Apesar de não apresentar variação significativa nos investimentos totais, eles estão ganhando mais qualidade: 74% dos investimentos vieram em forma de participação no capital das empresas, sendo que ano passado, esse percentual era de 64% (menor valor em 20 anos). O restante dos investimentos veio em forma de empréstimos intercompanhia, que, apesar de entrarem na composição do IED, podem não ser direcionados à produção, já que não existe controle sobre seu destino, que pode ser a capitalização das filiais ou até o mercado financeiro, por isso pode ser tido como um investimento sem muita qualidade.

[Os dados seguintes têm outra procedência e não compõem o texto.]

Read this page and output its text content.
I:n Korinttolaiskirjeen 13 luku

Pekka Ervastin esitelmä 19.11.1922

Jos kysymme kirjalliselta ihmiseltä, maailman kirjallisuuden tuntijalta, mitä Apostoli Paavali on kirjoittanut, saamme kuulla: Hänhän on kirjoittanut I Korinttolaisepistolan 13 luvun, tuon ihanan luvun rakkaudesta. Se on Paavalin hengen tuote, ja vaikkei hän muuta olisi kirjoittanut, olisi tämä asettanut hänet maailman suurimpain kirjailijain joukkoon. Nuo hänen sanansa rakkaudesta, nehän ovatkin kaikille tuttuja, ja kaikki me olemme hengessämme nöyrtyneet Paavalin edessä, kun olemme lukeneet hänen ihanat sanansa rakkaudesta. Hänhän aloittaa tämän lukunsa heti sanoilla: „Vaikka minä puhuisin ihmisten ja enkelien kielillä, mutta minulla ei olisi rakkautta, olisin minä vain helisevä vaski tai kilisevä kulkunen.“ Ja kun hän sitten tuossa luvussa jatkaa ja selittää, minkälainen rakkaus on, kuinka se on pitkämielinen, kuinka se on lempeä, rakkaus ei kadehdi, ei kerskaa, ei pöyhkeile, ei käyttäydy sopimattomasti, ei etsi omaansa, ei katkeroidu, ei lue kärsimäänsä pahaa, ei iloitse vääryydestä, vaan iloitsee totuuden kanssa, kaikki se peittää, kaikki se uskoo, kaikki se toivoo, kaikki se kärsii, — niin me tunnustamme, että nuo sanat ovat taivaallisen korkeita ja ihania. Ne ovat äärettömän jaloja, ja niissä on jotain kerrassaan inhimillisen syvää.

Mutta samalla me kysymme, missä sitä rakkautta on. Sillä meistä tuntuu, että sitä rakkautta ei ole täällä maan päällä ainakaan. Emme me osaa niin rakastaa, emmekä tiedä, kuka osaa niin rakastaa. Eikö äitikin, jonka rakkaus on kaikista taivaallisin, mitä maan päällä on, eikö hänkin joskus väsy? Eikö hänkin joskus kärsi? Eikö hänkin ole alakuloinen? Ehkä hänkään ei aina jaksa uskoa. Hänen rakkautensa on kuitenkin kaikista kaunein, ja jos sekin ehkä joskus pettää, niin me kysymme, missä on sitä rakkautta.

O aumento do investimento considerado de qualidade foi de 17%, atingindo hoje US$ 26,2 bilhões ante os US$ 22,4 bilhões de 2013, enquanto isso os empréstimos intercompanhia diminuíram em 29,5%.

 

 

 

Dez países correspondem a 83% de tudo o que foi investido no Brasil. Países Baixos, Estados Unidos e Espanha são os maiores investidores, somando 44% de participação.

Dentre os investidores, é notável a queda de participação dos EUA e dos Países Baixos, que em 2012 somavam juntos 41% dos investimentos e hoje representam 32%.

Em contrapartida, Espanha e Portugal, que não tinham um histórico recente de investimentos no Brasil, passaram de uma participação de 5% em 2012 para 21% em 2014.